Publié le 2025-10-29 08:42:00. Le célèbre serveur DNS BIND, développé par l’Internet Systems Consortium (ISC), est la cible de trois vulnérabilités récemment découvertes. L’une d’elles, particulièrement critique, fait déjà l’objet d’une preuve de concept (PoC) exploitable, rendant une mise à jour urgente indispensable pour les administrateurs système.
- Trois failles de sécurité ont été identifiées dans le logiciel serveur DNS BIND.
- L’une d’elles permet un empoisonnement du cache DNS, potentiellement capable de rediriger le trafic Internet.
- Des mises à jour de sécurité sont disponibles et doivent être appliquées sans délai.
L’Office fédéral allemand de la sécurité de l’information (BSI) a émis une mise en garde concernant ces vulnérabilités. Le PoC développé exploite une faille (CVE-2025-40778, indice CVSS de 8,6 sur 10, risque qualifié de « élevé ») qui pourrait permettre à un attaquant non authentifié de manipuler les entrées DNS via un empoisonnement du cache. L’ISC, créateur de BIND, explique que dans certaines conditions, le logiciel accepte trop facilement des enregistrements issus de réponses, ouvrant la porte à l’injection de données erronées dans son cache. Bien qu’aucune attaque active ne soit encore connue à ce jour, le risque est réel.

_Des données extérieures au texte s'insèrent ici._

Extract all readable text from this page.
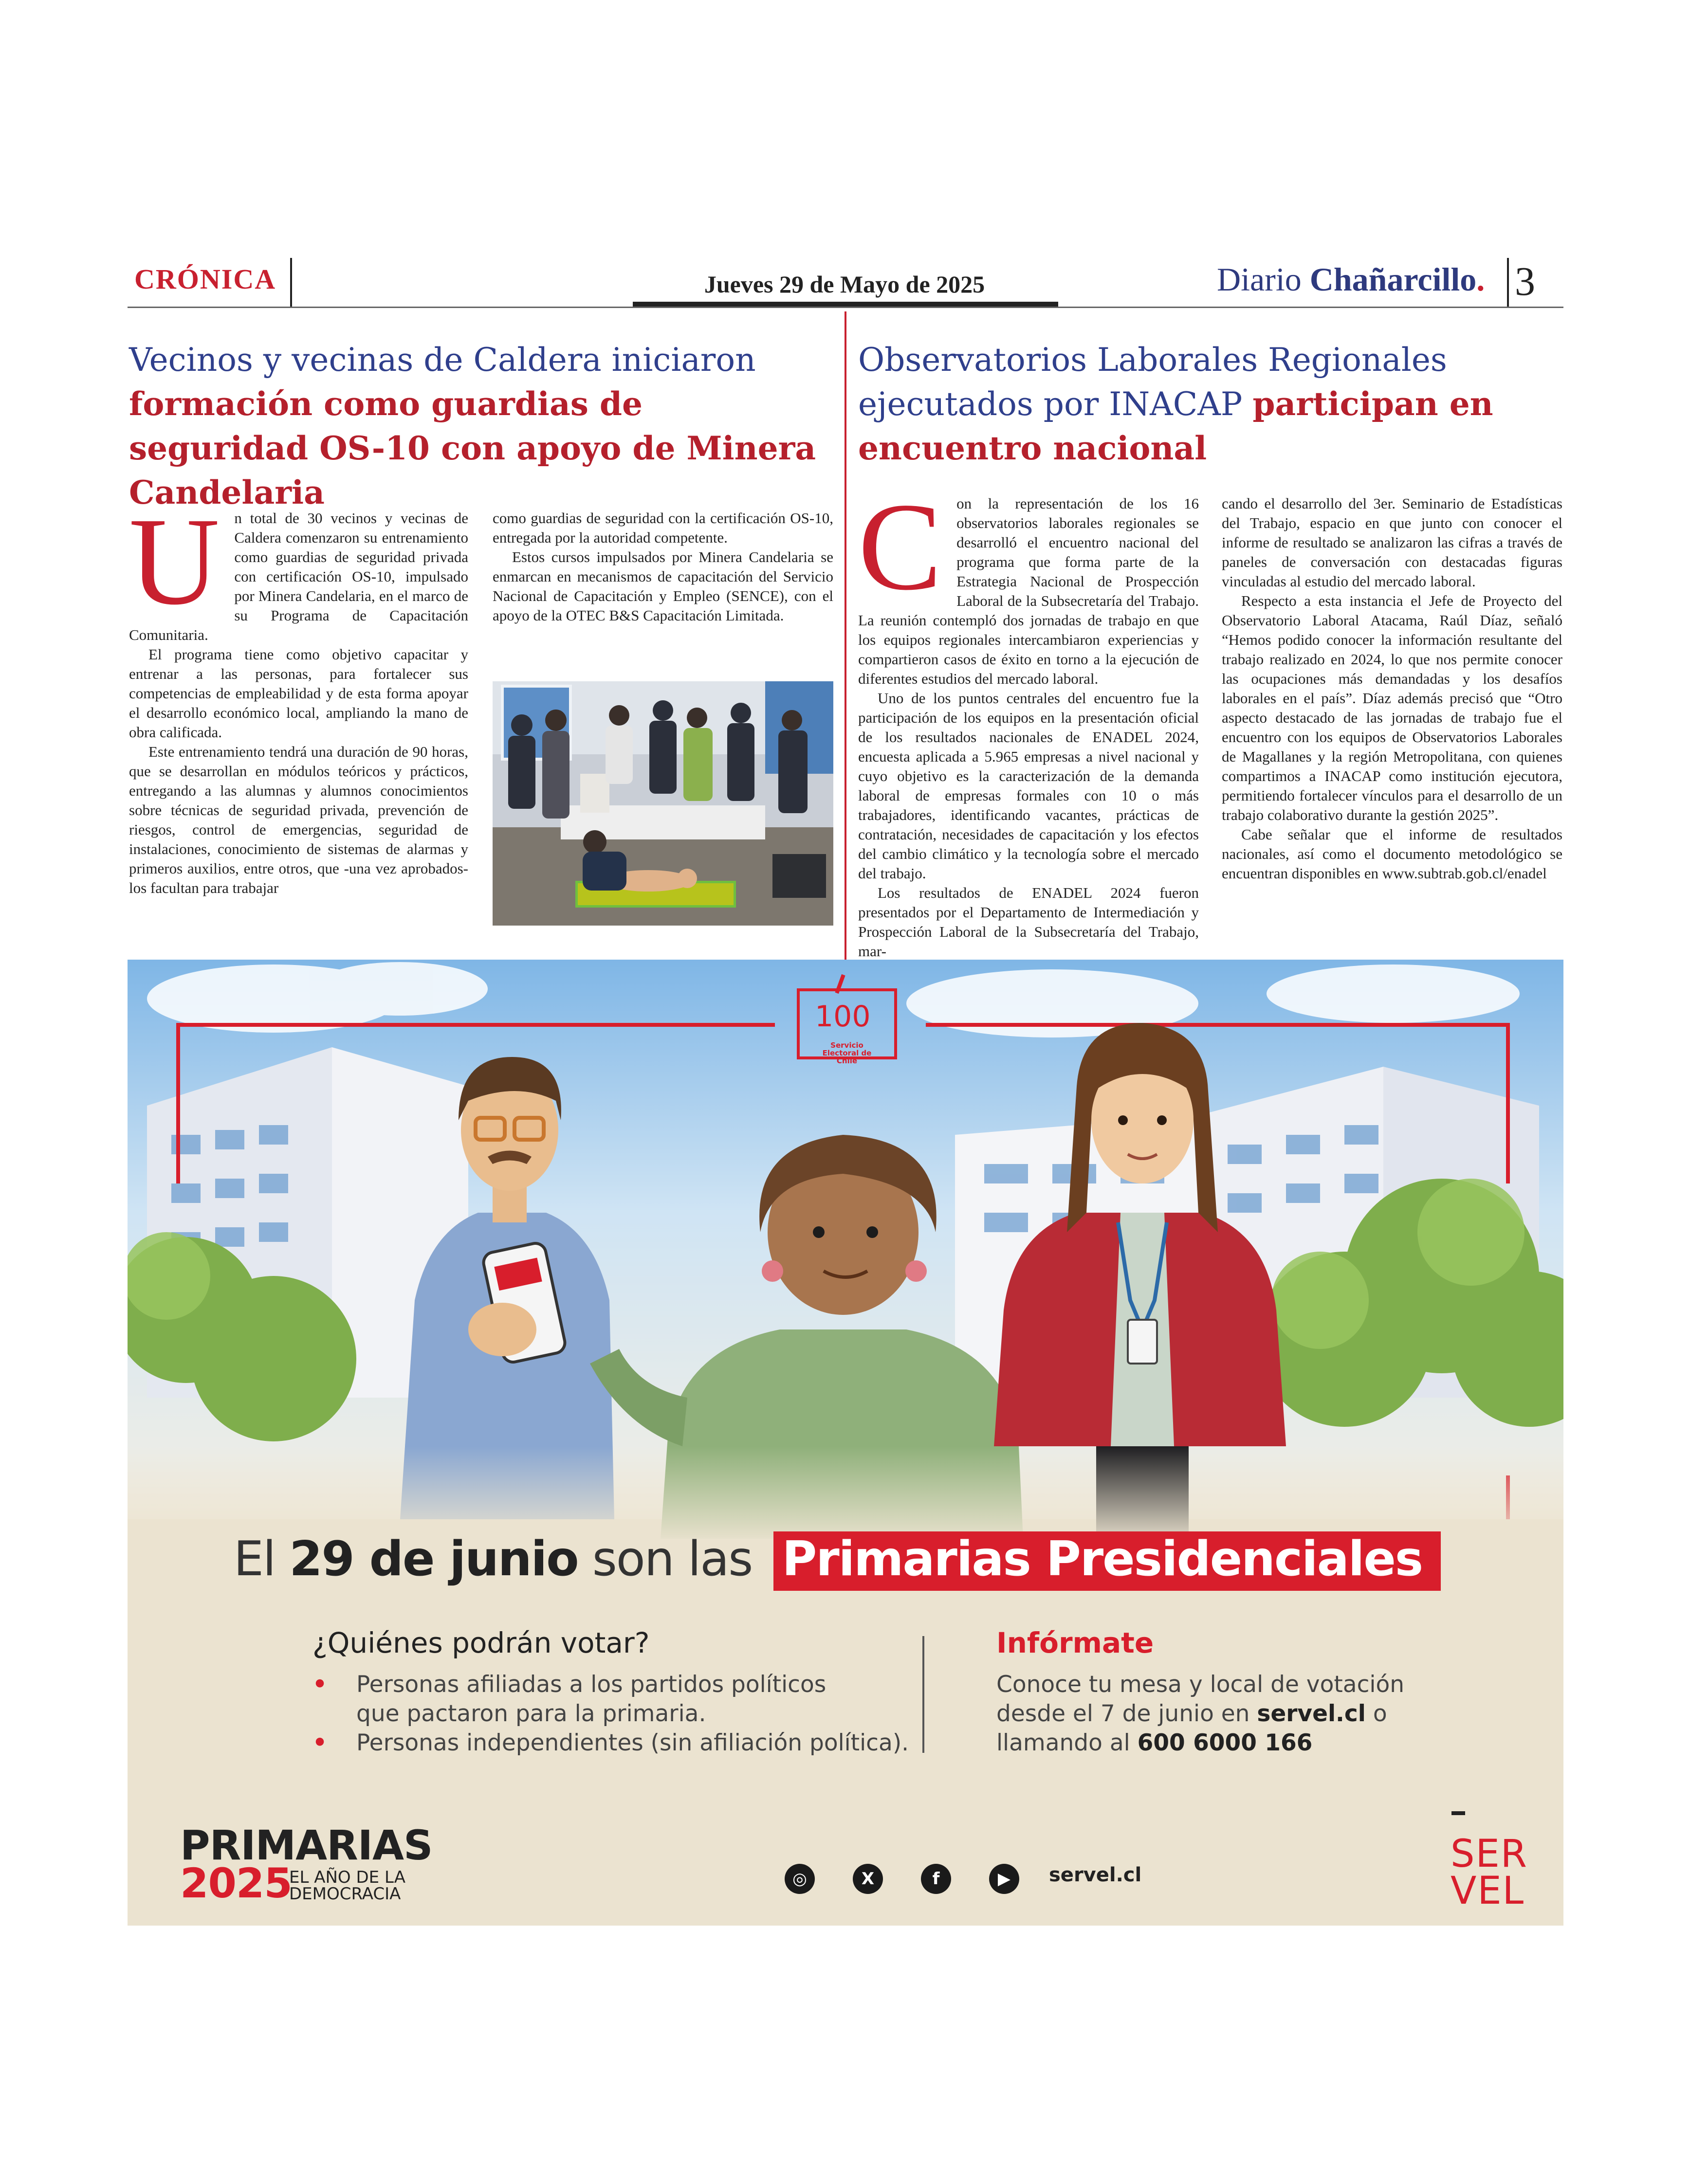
CRÓNICA	Jueves 29 de Mayo de 2025	Diario Chañarcillo. 3
Vecinos y vecinas de Caldera iniciaron
formación como guardias de seguridad OS-10 con apoyo de Minera Candelaria
U n total de 30 vecinos y vecinas de Caldera comenzaron su entrenamiento como guardias de seguridad privada con certificación OS-10, impulsado por Minera Candelaria, en el marco de su Programa de Capacitación Comunitaria.

El programa tiene como objetivo capacitar y entrenar a las personas, para fortalecer sus competencias de empleabilidad y de esta forma apoyar el desarrollo económico local, ampliando la mano de obra calificada.

Este entrenamiento tendrá una duración de 90 horas, que se desarrollan en módulos teóricos y prácticos, entregando a las alumnas y alumnos conocimientos sobre técnicas de seguridad privada, prevención de riesgos, control de emergencias, seguridad de instalaciones, conocimiento de sistemas de alarmas y primeros auxilios, entre otros, que -una vez aprobados- los facultan para trabajar

como guardias de seguridad con la certificación OS-10, entregada por la autoridad competente.

Estos cursos impulsados por Minera Candelaria se enmarcan en mecanismos de capacitación del Servicio Nacional de Capacitación y Empleo (SENCE), con el apoyo de la OTEC B&S Capacitación Limitada.

Observatorios Laborales Regionales ejecutados por INACAP participan en encuentro nacional
C on la representación de los 16 observatorios laborales regionales se desarrolló el encuentro nacional del programa que forma parte de la Estrategia Nacional de Prospección Laboral de la Subsecretaría del Trabajo. La reunión contempló dos jornadas de trabajo en que los equipos regionales intercambiaron experiencias y compartieron casos de éxito en torno a la ejecución de diferentes estudios del mercado laboral.

Uno de los puntos centrales del encuentro fue la participación de los equipos en la presentación oficial de los resultados nacionales de ENADEL 2024, encuesta aplicada a 5.965 empresas a nivel nacional y cuyo objetivo es la caracterización de la demanda laboral de empresas formales con 10 o más trabajadores, identificando vacantes, prácticas de contratación, necesidades de capacitación y los efectos del cambio climático y la tecnología sobre el mercado del trabajo.

Los resultados de ENADEL 2024 fueron presentados por el Departamento de Intermediación y Prospección Laboral de la Subsecretaría del Trabajo, mar-

cando el desarrollo del 3er. Seminario de Estadísticas del Trabajo, espacio en que junto con conocer el informe de resultado se analizaron las cifras a través de paneles de conversación con destacadas figuras vinculadas al estudio del mercado laboral.

Respecto a esta instancia el Jefe de Proyecto del Observatorio Laboral Atacama, Raúl Díaz, señaló “Hemos podido conocer la información resultante del trabajo realizado en 2024, lo que nos permite conocer las ocupaciones más demandadas y los desafíos laborales en el país”. Díaz además precisó que “Otro aspecto destacado de las jornadas de trabajo fue el encuentro con los equipos de Observatorios Laborales de Magallanes y la región Metropolitana, con quienes compartimos a INACAP como institución ejecutora, permitiendo fortalecer vínculos para el desarrollo de un trabajo colaborativo durante la gestión 2025”.

Cabe señalar que el informe de resultados nacionales, así como el documento metodológico se encuentran disponibles en www.subtrab.gob.cl/enadel

100
Servicio Electoral de Chile
El 29 de junio son las Primarias Presidenciales
¿Quiénes podrán votar?
• Personas afiliadas a los partidos políticos
que pactaron para la primaria.
• Personas independientes (sin afiliación política).
Infórmate
Conoce tu mesa y local de votación
desde el 7 de junio en servel.cl o
llamando al 600 6000 166
PRIMARIAS
2025
EL AÑO DE LA
DEMOCRACIA
◎	X	f	▶	servel.cl	SER
VEL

Deux autres failles de sécurité corrigées
Outre cette vulnérabilité critique, l’ISC a également résolu deux autres problèmes de sécurité par le biais de mises à jour logicielles. La première (CVE-2025-40780, CVSS 8,6, risque « élevé ») est également liée à un empoisonnement du cache, résultant d’une faiblesse dans le générateur de nombres aléatoires (PRNG). Cela pourrait permettre à un attaquant de deviner le port source et l’identifiant de requête utilisés par BIND. La troisième faille (CVE-2025-8677, CVSS 7,5, risque « élevé ») concerne un déni de service : des entrées DNSKEY spécifiquement conçues pourraient provoquer une surcharge du processeur du serveur.
L’ISC recommande la mise à jour vers les versions BIND 9.18.41, 9.20.15, 9.21.14 ou ultérieures pour corriger ces failles. Le BSI, s’appuyant sur des données de la plateforme Censys, estime que plus de 700 000 serveurs BIND vulnérables seraient encore en service dans le monde, dont près de 40 000 en Allemagne. Par conséquent, les responsables de la sécurité informatique sont instamment priés de vérifier l’état de leurs serveurs DNS BIND et d’appliquer les correctifs disponibles dans les plus brefs délais.
BIND est un logiciel complexe, et les failles de sécurité ne sont pas inédites. Début 2025, une vulnérabilité baptisée « KeyTrap » avait déjà été signalée, causant un déni de service.